Depuis douze ans, le Festival Premiers plans à Angers met en compétition des cinéastes venus des quatre coins de l’Europe pour présenter leurs premiers courts ou longs métrages…

C’est également l’occasion exceptionnelle de découvrir de nombreux films d’école de cinéma. Cette année, les Danois se sont particulièrement détachés d’une programmation hétéroclite, qu’il s’agisse de Peter Schonau Fog et son très épuré Lille Maensk (Prix laser vidéo titres), de Dagur Kari, auteur du plus sophistiqué Lost week-end (Grand Prix du jury et Prix des étudiants d’Angers).
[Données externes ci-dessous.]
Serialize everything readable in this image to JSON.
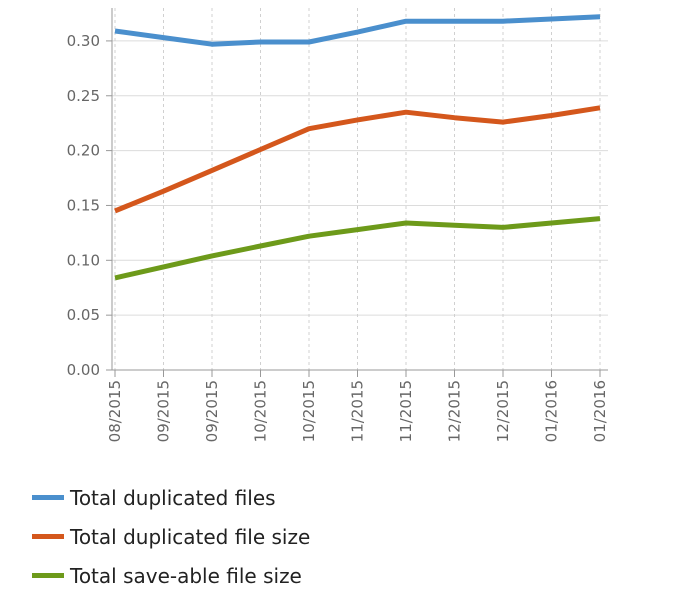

Ou encore de Siri Melchior, « exilée » à Londres pour ses études à l’école des Beaux-Arts, qui a réalisé un film d’animation naïf et cruel à la fois, Passport.
Lille Maensk (« Petit homme ») témoigne d’une grande maîtrise dans la narration (un jeune homme, emprisonné pour l’homicide involontaire d’un enfant, tente à tout prix lors d’une permission de regagner son village malgré le refus de ses habitants). La mise en scène n’est pas sans rappeler les élans généreux de la caméra de Breaking the waves. Lost week-end, hanté par la musique de Radiohead, plonge son héros, Emil, DJ soûlé de vie nocturne, dans un hôtel qui pourrait être l’antichambre de la mort… Des lumières agressives, une atmosphère et des personnages étranges restituent avec force les hallucinations d’Emil. Enfin, Passport illustre de façon poignante le destin d’une famille immigrée dont les rêves sont brisés par la trahison d’un homme sans scrupules.

Comme on peut le voir, les thèmes de l’exil, du déracinement, de l’absence de repères dans un monde hostile ou inconnu ont traversé l’ensemble du festival, parfois avec légèreté (le burlesque Tipota de Fabrizio Bentivoglio), de façon provocante (le très discursif Soins et beauté d’Alejandra Rojo) ou encore avec gravité (le mélodramatique Solas de Benito Zambrano – Prix du public pour le long métrage). Mais à Angers, on peut aussi fermer les yeux et se faire son cinéma dans sa tête… Cette année, André Delvaux, le plus grand cinéaste belge, Agnès Varda, la « grand-mère de la Nouvelle Vague » et les frères Dardenne, dernière Palme d’or à Cannes pour Rosetta nous donnaient des « leçons de cinéma ». Leurs expériences et leurs anecdotes de tournage ont mis en évidence qu’il existait des rapprochements a priori inattendus dans leurs méthodes de travail. Agnès Varda et Luc et Jean-Pierre Dardenne évoquaient ainsi l’ambiance très tendue qu’ils ont fait régner sur les plateaux de Sans toit ni loi comme de Rosetta. Difficiles conditions de travail pour Sandrine Bonnaire et Emilie Dequenne : celles-ci devaient effectivement se fondre dans la peau de personnages de jeunes femmes seules et butées…

Les lectures publiques de scénarios de longs métrages (en cours de production) ont d’autre part permis à des comédiens de réaliser de véritables performances. Cette année, Dominique Blanc et Amalia Escriva, scénariste d’Avec tout mon amour, obtiennent le Prix du public. L’actrice à la lecture inspirée et convaincante était cette année en compétition avec la partition à deux voix de Chad Chenouga et Lysiane Meis (Mes fantômes de Chad Chenouga et Philippe Donzelot), Marie Trintignant (La Suédoise de Jean-Baptiste Huber et Gladys Marciano), Lambert Wilson (L’Ogre de Ménilmontant d’Emmanuel Ortner) et Karin Viard (Carnages de Delphine Gleize).
Ouverture sur la création cinématographique mais aussi scène unique pour des initiatives originales, comme ces lectures dont l’audience grandit chaque année… Le Festival Premiers Plans mérite décidément un éclairage médiatique plus important.